Dire que, sans cette mesure, nos grands groupes délocaliseront leurs activités de recherche ou que nous n’attirerons plus les investisseurs étrangers est un chantage à l’emploi contre lequel je m’insurge. Une telle allégation signifierait que les investisseurs et les grands groupes viendraient chez nous pour de très mauvaises raisons ; or je pense au contraire qu’ils ont de très bonnes raisons de venir en France !
Les grandes entreprises gardent leurs centres de R&D en France, parce qu’elles bénéficient d’un CIR de 30 % jusqu’à 100 millions d’euros de dépenses et non d’un taux réduit au-delà. Elles s’implantent aussi chez nous parce qu’elles s’inscrivent dans des écosystèmes performants de recherche et d’innovation, qu’elles bénéficient d’une recherche publique d’excellente qualité et – faut-il s’en réjouir ? – très bon marché et qu’elles peuvent s’appuyer sur des infrastructures de bonne qualité ainsi que sur un vivier d’ingénieurs et de techniciens très bien formés.
Ensuite, nous proposons de calculer le plafond du CIR au niveau de la holding de tête pour les groupes qui pratiquent l’intégration fiscale. Nombre d’entreprises consolident leurs résultats pour déterminer leur bénéfice global en compensant les pertes de certaines filiales avec les résultats positifs des autres afin de diminuer leur impôt sur les sociétés.
Or, même dans cette hypothèse, le CIR peut être calculé au niveau de chaque filiale. L’équité fiscale exige qu’en cas d’intégration fiscale le crédit d’impôt soit également calculé au niveau de la holding, et non dans chaque filiale. Selon les calculs du Comité Richelieu, une telle réforme pourrait engendrer une économie de plus de 500 millions d’euros par an ; cela profiterait aux PME-PMI innovantes.
Le CIR ne constitue pas à nos yeux l’alpha et l’oméga de notre politique de soutien à l’innovation, tant s’en faut. Force est toutefois de constater que, depuis que nous avons publié nos recommandations, ce sont bien les ajustements à la marge que nous proposons, au nom de l’efficacité de la dépense publique, qui focalisent l’attention, alors même que nous approuvons la sanctuarisation du CIR.
C’est pourquoi il m’a paru important de concentrer mon propos sur ce sujet afin de lever tout malentendu. Le président de la mission d’information aura tout loisir, en conclusion de ce débat, de revenir sur les autres mesures, nombreuses, que nous proposons.

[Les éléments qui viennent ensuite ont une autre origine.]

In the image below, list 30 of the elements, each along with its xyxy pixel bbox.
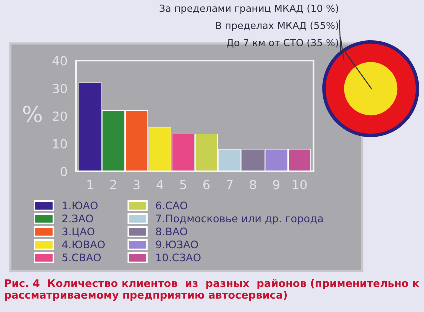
x-tick-label: 6 — [204, 180, 210, 190]
x-tick-label: 8 — [250, 180, 256, 190]
y-tick-label: 10 — [53, 139, 68, 149]
legend-label: 4.ЮВАО — [62, 240, 105, 249]
y-tick-label: 40 — [52, 56, 68, 66]
text: До 7 км от СТО (35 %) — [227, 39, 338, 48]
x-tick-label: 5 — [180, 180, 186, 190]
legend-label: 3.ЦАО — [62, 228, 95, 238]
x-tick-label: 9 — [273, 180, 280, 190]
legend-label: 7.Подмосковье или др. города — [156, 214, 323, 225]
x-tick-label: 3 — [134, 180, 140, 190]
text: Рис. 4 Количество клиентов из разных районов (применительно к рассматриваемому предприятию автосервиса) — [5, 279, 420, 302]
y-tick-label: 30 — [53, 84, 68, 94]
x-tick-label: 1 — [88, 180, 94, 190]
legend-label: 2.ЗАО — [62, 214, 94, 223]
legend-label: 8.ВАО — [156, 228, 188, 236]
legend-label: 10.СЗАО — [156, 254, 201, 262]
x-tick-label: 10 — [293, 180, 307, 190]
x-tick-label: 2 — [110, 180, 116, 190]
legend-label: 1.ЮАО — [63, 202, 98, 210]
y-axis-title: % — [23, 106, 42, 123]
x-tick-label: 4 — [156, 180, 164, 190]
x-tick-label: 7 — [227, 180, 233, 190]
text: В пределах МКАД (55%) — [216, 22, 338, 32]
legend-label: 6.САО — [156, 202, 188, 210]
y-tick-label: 0 — [60, 167, 68, 177]
text: За пределами границ МКАД (10 %) — [160, 4, 338, 14]
legend-label: 5.СВАО — [62, 254, 101, 262]
y-tick-label: 20 — [52, 112, 68, 122]
legend-label: 9.ЮЗАО — [156, 240, 198, 249]
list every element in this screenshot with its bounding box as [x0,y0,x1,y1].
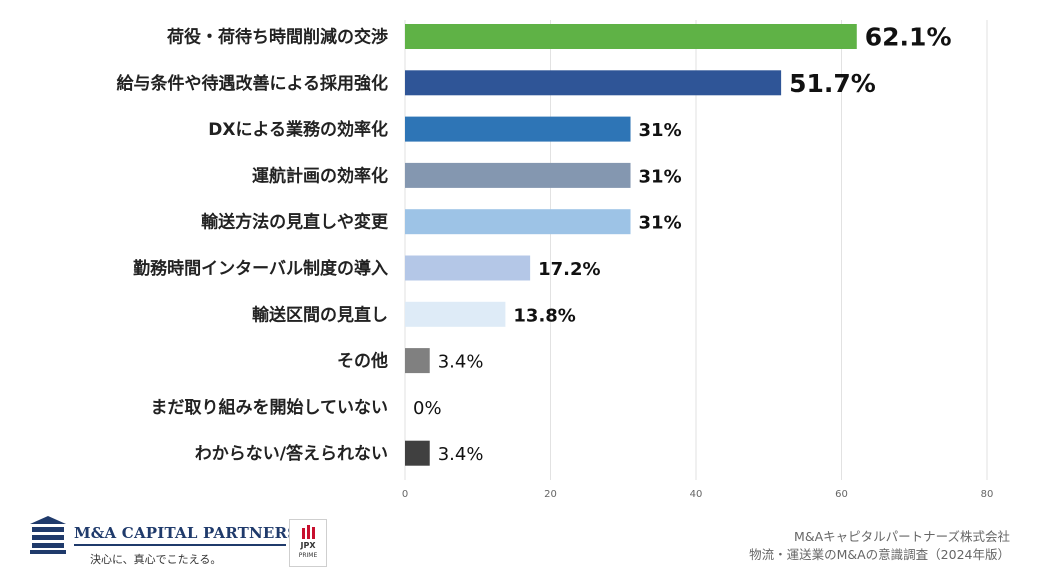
bar [405,255,531,281]
jpx-prime-badge: JPX PRIME [289,519,327,567]
logo-emblem-icon [30,516,66,554]
x-tick-label: 60 [835,489,848,500]
logo-divider [74,544,286,546]
category-label: DXによる業務の効率化 [208,119,388,140]
chart-x-tick-labels: 0 20 40 60 80 [402,489,994,500]
x-tick-label: 80 [981,489,994,500]
x-tick-label: 0 [402,489,408,500]
category-label: その他 [337,351,388,372]
value-label: 31% [639,166,682,187]
chart-value-labels: 62.1% 51.7% 31% 31% 31% 17.2% 13.8% 3.4% 0% 3.4% [413,23,952,466]
category-label: 輸送方法の見直しや変更 [201,212,389,233]
bar [405,209,631,235]
company-logo: M&A CAPITAL PARTNERS 決心に、真心でこたえる。 [30,514,330,574]
category-label: 勤務時間インターバル制度の導入 [133,258,388,279]
bar [405,70,782,96]
jpx-logo-icon [302,525,315,539]
value-label: 62.1% [865,23,952,52]
category-label: わからない/答えられない [195,443,388,464]
x-tick-label: 20 [544,489,557,500]
category-label: 運航計画の効率化 [252,165,388,186]
category-label: 荷役・荷待ち時間削減の交渉 [167,27,388,48]
category-label: 輸送区間の見直し [252,304,388,325]
bar [405,348,430,374]
source-company: M&Aキャピタルパートナーズ株式会社 [794,529,1010,544]
bar [405,440,430,466]
chart-bars [405,24,857,466]
source-note: M&Aキャピタルパートナーズ株式会社 物流・運送業のM&Aの意識調査（2024年… [749,528,1010,564]
category-label: まだ取り組みを開始していない [151,397,389,418]
source-survey: 物流・運送業のM&Aの意識調査（2024年版） [749,547,1010,562]
bar [405,116,631,142]
value-label: 31% [639,213,682,234]
bar [405,24,857,49]
value-label: 3.4% [438,352,484,373]
x-tick-label: 40 [690,489,703,500]
value-label: 51.7% [789,69,876,98]
value-label: 3.4% [438,444,484,465]
value-label: 13.8% [513,305,575,326]
jpx-badge-title: JPX [300,541,316,550]
bar [405,301,506,327]
chart-grid [404,20,988,480]
value-label: 17.2% [538,259,600,280]
value-label: 31% [639,120,682,141]
jpx-badge-subtitle: PRIME [298,552,318,559]
value-label: 0% [413,398,442,419]
logo-wordmark: M&A CAPITAL PARTNERS [74,524,299,542]
logo-tagline: 決心に、真心でこたえる。 [90,553,222,566]
bar [405,162,631,188]
category-label: 給与条件や待遇改善による採用強化 [117,73,389,94]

Je tiens à évoquer, dans le temps qui me reste, quelques pistes d’action qui ne relèvent pas du Parlement, mais qui sont à la main du Gouvernement.
Un principe, d’abord : préférer le chiffre d’affaires aux subventions, en mobilisant la commande publique au service des entreprises industrielles innovantes.
Une règle d’or, ensuite : faciliter les démarches administratives et raccourcir les délais. C’est avant tout une question de volonté politique. L’exemple du terminal méthanier flottant au Havre, dont la construction devrait commencer six mois à peine après que ce projet a été envisagé, montre que nous pouvons le faire ! Nous devons aligner temps administratif et temps économique.
Enfin, les acteurs privés doivent eux aussi s’impliquer pour soutenir le développement des entreprises industrielles innovantes.